Thank you for sharing your work! The Naibbe cipher is a bit at odds with what I would consider a good candidate for Voynichese (for the labels to make sense, I would expect the verbosity not exceeding something like ~1.5-2.5 glyphs per plaintext character on average), but overall I think this is the most thought through attempt of replicating the statistics of Voynichese I've seen so far.
(03-08-2025, 10:44 PM)oshfdk Wrote: You are not allowed to view links. Register or Login to view.I vaguely remember that in the Voynich Manuscript there is the tendency of clustering for short and long words, as opposed to natural languages. So, a short word is more likely to follow another short word in the Voynich MS and long words are more likely to be followed by more long words. Was there a paper that described this behavior?

It's mentioned in "Gibberish after all?" Gaskell and Bowern, Malta conference.

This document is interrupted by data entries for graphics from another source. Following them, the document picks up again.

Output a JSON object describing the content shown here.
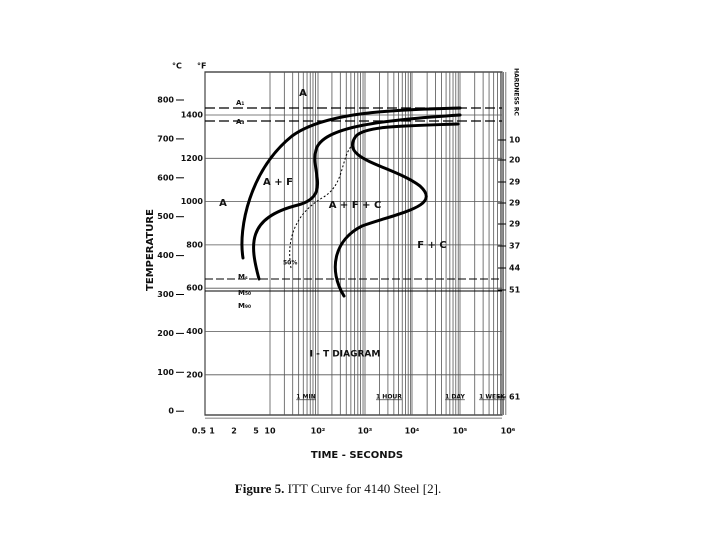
{
  "figure": {
    "celsius_unit": "°C",
    "fahrenheit_unit": "°F",
    "y_label": "TEMPERATURE",
    "right_label": "HARDNESS RC",
    "x_label": "TIME - SECONDS",
    "title": "I - T DIAGRAM",
    "celsius_ticks": [
      "800",
      "700",
      "600",
      "500",
      "400",
      "300",
      "200",
      "100",
      "0"
    ],
    "fahrenheit_ticks": [
      "1400",
      "1200",
      "1000",
      "800",
      "600",
      "400",
      "200"
    ],
    "hardness_ticks": [
      "10",
      "20",
      "29",
      "29",
      "29",
      "37",
      "44",
      "51",
      "61"
    ],
    "time_ticks": [
      "0.5",
      "1",
      "2",
      "5",
      "10",
      "10²",
      "10³",
      "10⁴",
      "10⁵",
      "10⁶"
    ],
    "time_marks": [
      "1 MIN",
      "1 HOUR",
      "1 DAY",
      "1 WEEK"
    ],
    "regions": [
      "A",
      "A + F",
      "A",
      "A + F + C",
      "F + C"
    ],
    "lines": [
      "A₁",
      "A₃",
      "Mₛ",
      "M₅₀",
      "M₉₀"
    ],
    "percent": "50%"
  },
  "caption": {
    "label": "Figure 5.",
    "text": "ITT Curve for 4140 Steel [2]."
  }
}
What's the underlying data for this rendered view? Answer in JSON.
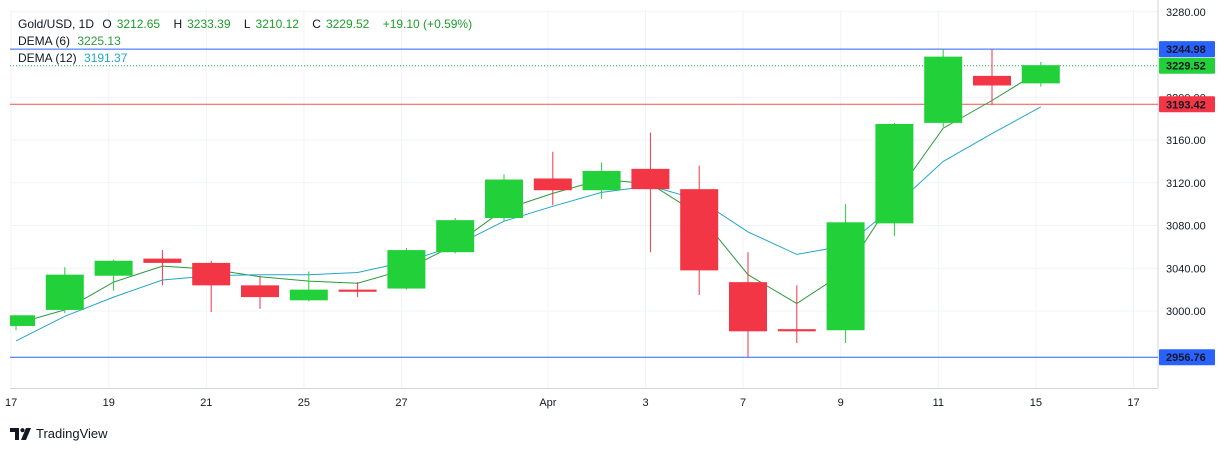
{
  "legend": {
    "symbol": "Gold/USD, 1D",
    "open_key": "O",
    "open": "3212.65",
    "high_key": "H",
    "high": "3233.39",
    "low_key": "L",
    "low": "3210.12",
    "close_key": "C",
    "close": "3229.52",
    "change": "+19.10 (+0.59%)",
    "dema6_label": "DEMA (6)",
    "dema6_value": "3225.13",
    "dema12_label": "DEMA (12)",
    "dema12_value": "3191.37"
  },
  "brand": "TradingView",
  "chart_data": {
    "type": "candlestick",
    "ylim": [
      2930,
      3280
    ],
    "y_ticks": [
      {
        "value": 3000,
        "label": "3000.00"
      },
      {
        "value": 3040,
        "label": "3040.00"
      },
      {
        "value": 3080,
        "label": "3080.00"
      },
      {
        "value": 3120,
        "label": "3120.00"
      },
      {
        "value": 3160,
        "label": "3160.00"
      },
      {
        "value": 3200,
        "label": "3200.00"
      },
      {
        "value": 3280,
        "label": "3280.00"
      }
    ],
    "x_ticks": [
      {
        "index": -0.1,
        "label": "17"
      },
      {
        "index": 1.9,
        "label": "19"
      },
      {
        "index": 3.9,
        "label": "21"
      },
      {
        "index": 5.9,
        "label": "25"
      },
      {
        "index": 7.9,
        "label": "27"
      },
      {
        "index": 10.9,
        "label": "Apr"
      },
      {
        "index": 12.9,
        "label": "3"
      },
      {
        "index": 14.9,
        "label": "7"
      },
      {
        "index": 16.9,
        "label": "9"
      },
      {
        "index": 18.9,
        "label": "11"
      },
      {
        "index": 20.9,
        "label": "15"
      },
      {
        "index": 22.9,
        "label": "17"
      }
    ],
    "candles": [
      {
        "o": 2986,
        "h": 2996,
        "l": 2982,
        "c": 2996
      },
      {
        "o": 3001,
        "h": 3041,
        "l": 2998,
        "c": 3034
      },
      {
        "o": 3033,
        "h": 3048,
        "l": 3019,
        "c": 3047
      },
      {
        "o": 3049,
        "h": 3057,
        "l": 3024,
        "c": 3045
      },
      {
        "o": 3045,
        "h": 3047,
        "l": 2999,
        "c": 3024
      },
      {
        "o": 3024,
        "h": 3033,
        "l": 3002,
        "c": 3013
      },
      {
        "o": 3010,
        "h": 3037,
        "l": 3009,
        "c": 3020
      },
      {
        "o": 3020,
        "h": 3027,
        "l": 3013,
        "c": 3018
      },
      {
        "o": 3021,
        "h": 3059,
        "l": 3020,
        "c": 3057
      },
      {
        "o": 3055,
        "h": 3087,
        "l": 3054,
        "c": 3085
      },
      {
        "o": 3087,
        "h": 3128,
        "l": 3084,
        "c": 3123
      },
      {
        "o": 3124,
        "h": 3149,
        "l": 3099,
        "c": 3113
      },
      {
        "o": 3113,
        "h": 3139,
        "l": 3105,
        "c": 3131
      },
      {
        "o": 3133,
        "h": 3167,
        "l": 3055,
        "c": 3114
      },
      {
        "o": 3114,
        "h": 3136,
        "l": 3015,
        "c": 3038
      },
      {
        "o": 3027,
        "h": 3055,
        "l": 2957,
        "c": 2981
      },
      {
        "o": 2983,
        "h": 3024,
        "l": 2970,
        "c": 2981
      },
      {
        "o": 2982,
        "h": 3100,
        "l": 2970,
        "c": 3083
      },
      {
        "o": 3082,
        "h": 3176,
        "l": 3070,
        "c": 3175
      },
      {
        "o": 3176,
        "h": 3245,
        "l": 3172,
        "c": 3238
      },
      {
        "o": 3220,
        "h": 3245,
        "l": 3193,
        "c": 3211
      },
      {
        "o": 3213,
        "h": 3233,
        "l": 3210,
        "c": 3230
      }
    ],
    "series": [
      {
        "name": "DEMA (6)",
        "color": "#2c9a3a",
        "values": [
          2988,
          3001,
          3027,
          3042,
          3039,
          3032,
          3028,
          3026,
          3039,
          3062,
          3095,
          3110,
          3123,
          3119,
          3090,
          3034,
          3007,
          3037,
          3107,
          3171,
          3197,
          3225
        ]
      },
      {
        "name": "DEMA (12)",
        "color": "#22a7c9",
        "values": [
          2972,
          2995,
          3013,
          3029,
          3033,
          3034,
          3034,
          3036,
          3046,
          3061,
          3084,
          3098,
          3111,
          3117,
          3104,
          3074,
          3053,
          3061,
          3098,
          3140,
          3166,
          3191
        ]
      }
    ],
    "price_lines": [
      {
        "value": 3244.98,
        "label": "3244.98",
        "line_color": "#2962ff",
        "tag_color": "#2962ff",
        "style": "solid"
      },
      {
        "value": 3229.52,
        "label": "3229.52",
        "line_color": "#22ab3a",
        "tag_color": "#22d13a",
        "style": "dotted"
      },
      {
        "value": 3193.42,
        "label": "3193.42",
        "line_color": "#ef5350",
        "tag_color": "#f23645",
        "style": "solid"
      },
      {
        "value": 2956.76,
        "label": "2956.76",
        "line_color": "#2962ff",
        "tag_color": "#2962ff",
        "style": "solid"
      }
    ],
    "up_color": "#22d13a",
    "down_color": "#f23645",
    "grid": true
  }
}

Quote:A notable feature of the VMS that has to our knowledge only been discussed by one other publication
[20] is positive autocorrelation of word lengths. Word lengths in most meaningful texts are negatively
autocorrelated: that is, long words tend to be interspersed with short words (long-short-long-short). By
contrast, the VMS exhibits positive autocorrelation (long-long-short-short). Positive autocorrelation is
only observed in a limited number of natural languages, but is common in gibberish (Figure 3).

...

[20] V. Matlach, B. A. Janečková, and D. Dostál, “The Voynich manuscript: Symbol roles revisited,” PLOS ONE, vol. 17, no. 1, p. e0260948, Jan. 2022, doi: 10.1371/journal.pone.0260948.